This is kind of what YouTube, Twitter, and Facebook, are already doing, sort of, except that they are just banning content altogether.
Yeah, it's kind of complex, but also prone to groupthink. Only Mark knows who I actually work for, but let's just say I had interesting info ahead of time on this human malware situation as it evolved. Obviously I couldn't just blow my sources and lose clearance, so I kept trying to find publicly posted content to try to educate people on the situation. It's outside of my specialties, but a rapid study of the particulars yielded vast insights relatively quickly.
What I discovered was that the overwhelming amount of info on Google searches, news items, subreddits, etc were horribly blasé and clear regurgitations of the 'official' story from China at any point in time even after the evidence was mounting that it was incorrect.
Not only that, but a lot of links would just disappear entirely that passed key datapoints along in an attempt to wash away some of the nonsense that was holding back proper responses.
I notice this same kind of groupthink abuse with regards to anyone who even dares to go outside of the dusty old academia-approved stories of the development of past human civilizations, when it's clear to any logical thinker that a lot of the story we built from many 19th to early 20th century religiously backed digs and expeditions is either horrendously incomplete or just outright wrong.

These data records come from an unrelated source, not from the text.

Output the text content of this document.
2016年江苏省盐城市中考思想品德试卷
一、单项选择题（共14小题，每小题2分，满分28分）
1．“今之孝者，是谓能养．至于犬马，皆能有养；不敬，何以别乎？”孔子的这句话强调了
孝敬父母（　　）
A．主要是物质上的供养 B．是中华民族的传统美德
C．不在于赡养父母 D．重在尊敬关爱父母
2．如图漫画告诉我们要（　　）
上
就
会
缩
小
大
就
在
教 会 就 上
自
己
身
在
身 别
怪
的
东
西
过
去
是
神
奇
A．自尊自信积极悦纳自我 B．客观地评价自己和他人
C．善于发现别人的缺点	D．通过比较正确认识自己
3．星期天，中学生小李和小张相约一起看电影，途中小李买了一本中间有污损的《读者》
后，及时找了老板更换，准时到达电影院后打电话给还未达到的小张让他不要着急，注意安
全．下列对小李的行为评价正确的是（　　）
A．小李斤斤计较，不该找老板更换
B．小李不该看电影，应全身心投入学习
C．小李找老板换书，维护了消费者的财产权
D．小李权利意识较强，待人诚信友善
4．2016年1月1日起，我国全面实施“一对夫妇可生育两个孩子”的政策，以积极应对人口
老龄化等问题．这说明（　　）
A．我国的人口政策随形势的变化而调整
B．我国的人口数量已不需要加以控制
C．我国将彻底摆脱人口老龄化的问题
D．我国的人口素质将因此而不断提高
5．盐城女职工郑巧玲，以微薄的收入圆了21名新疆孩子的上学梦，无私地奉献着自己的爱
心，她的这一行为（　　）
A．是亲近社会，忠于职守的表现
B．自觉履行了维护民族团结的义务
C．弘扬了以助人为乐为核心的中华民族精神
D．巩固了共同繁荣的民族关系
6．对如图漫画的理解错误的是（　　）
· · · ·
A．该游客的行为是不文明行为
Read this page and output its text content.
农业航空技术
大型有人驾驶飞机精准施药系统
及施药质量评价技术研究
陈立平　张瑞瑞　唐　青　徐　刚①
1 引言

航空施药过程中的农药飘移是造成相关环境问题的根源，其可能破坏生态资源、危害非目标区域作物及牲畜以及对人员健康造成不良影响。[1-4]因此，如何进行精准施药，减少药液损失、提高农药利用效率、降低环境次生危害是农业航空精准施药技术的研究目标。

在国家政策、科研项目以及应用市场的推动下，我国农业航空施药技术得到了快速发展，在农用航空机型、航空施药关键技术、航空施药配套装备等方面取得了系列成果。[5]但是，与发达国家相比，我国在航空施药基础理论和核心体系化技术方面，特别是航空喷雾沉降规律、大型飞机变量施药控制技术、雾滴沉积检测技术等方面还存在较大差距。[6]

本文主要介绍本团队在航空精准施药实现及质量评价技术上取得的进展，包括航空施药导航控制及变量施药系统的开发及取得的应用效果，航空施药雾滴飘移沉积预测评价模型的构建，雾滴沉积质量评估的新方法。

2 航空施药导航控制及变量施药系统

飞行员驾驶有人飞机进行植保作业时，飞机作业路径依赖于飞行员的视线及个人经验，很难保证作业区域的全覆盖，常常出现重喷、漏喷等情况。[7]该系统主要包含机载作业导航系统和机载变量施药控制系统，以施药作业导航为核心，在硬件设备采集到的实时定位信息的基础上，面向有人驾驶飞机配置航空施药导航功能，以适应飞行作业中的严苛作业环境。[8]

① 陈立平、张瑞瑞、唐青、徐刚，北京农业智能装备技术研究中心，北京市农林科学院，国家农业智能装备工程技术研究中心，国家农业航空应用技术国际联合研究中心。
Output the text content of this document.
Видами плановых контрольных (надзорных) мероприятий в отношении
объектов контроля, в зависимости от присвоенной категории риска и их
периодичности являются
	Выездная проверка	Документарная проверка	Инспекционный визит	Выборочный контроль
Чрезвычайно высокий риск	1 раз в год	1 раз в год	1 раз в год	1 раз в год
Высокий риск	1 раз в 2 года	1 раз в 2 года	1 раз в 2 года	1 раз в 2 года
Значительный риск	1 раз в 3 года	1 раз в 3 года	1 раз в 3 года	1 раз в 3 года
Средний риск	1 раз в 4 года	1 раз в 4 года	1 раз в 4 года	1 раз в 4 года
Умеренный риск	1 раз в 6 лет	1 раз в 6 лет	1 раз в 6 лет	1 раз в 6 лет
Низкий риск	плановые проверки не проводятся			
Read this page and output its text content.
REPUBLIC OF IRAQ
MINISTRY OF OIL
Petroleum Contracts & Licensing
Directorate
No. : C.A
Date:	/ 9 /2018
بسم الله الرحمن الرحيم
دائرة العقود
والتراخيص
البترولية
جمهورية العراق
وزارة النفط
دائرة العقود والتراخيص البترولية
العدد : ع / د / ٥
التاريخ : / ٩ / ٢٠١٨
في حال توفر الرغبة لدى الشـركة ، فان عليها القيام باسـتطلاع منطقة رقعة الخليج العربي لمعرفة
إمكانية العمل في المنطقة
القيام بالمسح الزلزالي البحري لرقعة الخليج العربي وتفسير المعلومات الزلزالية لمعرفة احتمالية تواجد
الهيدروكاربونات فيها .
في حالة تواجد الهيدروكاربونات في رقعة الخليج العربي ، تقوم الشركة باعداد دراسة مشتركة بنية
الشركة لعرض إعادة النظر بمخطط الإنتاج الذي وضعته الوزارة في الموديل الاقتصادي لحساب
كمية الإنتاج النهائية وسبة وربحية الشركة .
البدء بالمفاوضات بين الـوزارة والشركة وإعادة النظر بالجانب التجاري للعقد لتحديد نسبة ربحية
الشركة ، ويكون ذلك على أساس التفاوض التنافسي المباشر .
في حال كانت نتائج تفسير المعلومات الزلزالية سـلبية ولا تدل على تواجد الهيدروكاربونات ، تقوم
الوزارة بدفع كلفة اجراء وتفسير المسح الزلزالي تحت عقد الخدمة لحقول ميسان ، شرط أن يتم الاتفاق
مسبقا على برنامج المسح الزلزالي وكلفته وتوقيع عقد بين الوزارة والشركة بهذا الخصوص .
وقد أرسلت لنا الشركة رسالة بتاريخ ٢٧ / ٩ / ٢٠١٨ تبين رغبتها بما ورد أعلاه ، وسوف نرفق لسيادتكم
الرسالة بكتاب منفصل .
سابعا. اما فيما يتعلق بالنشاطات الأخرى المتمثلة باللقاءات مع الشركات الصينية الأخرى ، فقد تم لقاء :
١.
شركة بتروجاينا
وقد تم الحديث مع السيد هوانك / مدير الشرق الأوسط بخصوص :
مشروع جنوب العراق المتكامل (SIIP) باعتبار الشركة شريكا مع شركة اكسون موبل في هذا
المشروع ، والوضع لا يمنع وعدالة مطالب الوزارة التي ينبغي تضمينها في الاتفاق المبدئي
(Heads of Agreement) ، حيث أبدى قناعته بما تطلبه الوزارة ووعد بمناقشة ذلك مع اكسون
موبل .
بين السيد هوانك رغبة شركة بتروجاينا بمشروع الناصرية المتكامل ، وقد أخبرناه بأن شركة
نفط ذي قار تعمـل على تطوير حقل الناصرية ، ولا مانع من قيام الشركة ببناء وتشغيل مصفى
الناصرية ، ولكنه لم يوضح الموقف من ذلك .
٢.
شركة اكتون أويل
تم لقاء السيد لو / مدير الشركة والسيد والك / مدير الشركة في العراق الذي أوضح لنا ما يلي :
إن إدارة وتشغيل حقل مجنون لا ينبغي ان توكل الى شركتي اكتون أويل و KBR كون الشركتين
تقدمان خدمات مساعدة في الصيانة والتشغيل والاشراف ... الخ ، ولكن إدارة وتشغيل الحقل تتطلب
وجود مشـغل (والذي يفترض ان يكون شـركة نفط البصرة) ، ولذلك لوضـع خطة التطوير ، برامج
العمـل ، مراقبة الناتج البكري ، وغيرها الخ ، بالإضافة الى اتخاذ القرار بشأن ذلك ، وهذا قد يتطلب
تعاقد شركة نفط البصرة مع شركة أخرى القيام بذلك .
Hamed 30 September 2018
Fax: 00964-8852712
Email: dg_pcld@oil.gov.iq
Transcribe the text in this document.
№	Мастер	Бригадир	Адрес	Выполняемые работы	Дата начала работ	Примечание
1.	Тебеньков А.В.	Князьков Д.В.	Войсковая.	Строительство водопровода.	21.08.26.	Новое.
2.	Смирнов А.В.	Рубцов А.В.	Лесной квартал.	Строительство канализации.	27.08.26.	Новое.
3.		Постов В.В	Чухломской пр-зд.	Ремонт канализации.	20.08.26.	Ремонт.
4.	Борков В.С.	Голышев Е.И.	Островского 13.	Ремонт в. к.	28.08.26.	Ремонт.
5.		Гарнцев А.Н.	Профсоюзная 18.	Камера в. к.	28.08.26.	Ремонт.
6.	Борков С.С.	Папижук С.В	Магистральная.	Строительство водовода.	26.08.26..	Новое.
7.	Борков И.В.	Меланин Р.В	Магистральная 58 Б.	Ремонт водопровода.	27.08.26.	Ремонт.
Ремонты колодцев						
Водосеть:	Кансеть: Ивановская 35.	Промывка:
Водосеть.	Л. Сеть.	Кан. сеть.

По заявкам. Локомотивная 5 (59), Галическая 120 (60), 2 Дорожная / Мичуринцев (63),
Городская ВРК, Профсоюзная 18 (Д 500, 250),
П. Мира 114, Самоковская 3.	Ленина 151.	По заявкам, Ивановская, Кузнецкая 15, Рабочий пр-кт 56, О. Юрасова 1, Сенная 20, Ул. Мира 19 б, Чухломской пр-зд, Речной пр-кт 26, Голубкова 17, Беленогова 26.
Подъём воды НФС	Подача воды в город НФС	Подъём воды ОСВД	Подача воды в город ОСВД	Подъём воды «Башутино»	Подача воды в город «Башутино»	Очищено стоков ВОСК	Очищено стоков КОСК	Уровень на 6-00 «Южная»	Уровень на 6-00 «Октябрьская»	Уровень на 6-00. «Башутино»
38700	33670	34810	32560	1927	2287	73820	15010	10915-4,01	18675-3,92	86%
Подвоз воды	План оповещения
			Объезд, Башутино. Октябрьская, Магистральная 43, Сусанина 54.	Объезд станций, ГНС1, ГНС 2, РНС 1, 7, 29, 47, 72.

The entire area of study is rife with what I like to call 'last inhabitant assignment bias', attributing installations and sites to populations whom lacked the technology and resources to create them in the first place. So, anyone who dares to analyze beyond the creaky old textbooks is demonized and demonitized as if they were cranks yelling about lizard people.
Back to the context of Userbenchmark, I do think there's a growing consensus that they've really screwed this up, and I think the more people get that info out the better. Tech channels such as HUB, GN, LTT, J2C, etc all do a pretty solid to outstanding job of fairly analyzing things. The community at large tends to usually lock into groupthink however, leading to some just bizarre behavior.
Maybe some people just don't want subtlety and complexity, or understand tiers of pro/cons. They want simple AMD good, Intel bad, or Intel good, AMD bad. It's mostly the former at the moment, which leads to some strange self-sabotage for a number of people. Logic is so much more powerful when applied in a granular, uninhibited manner.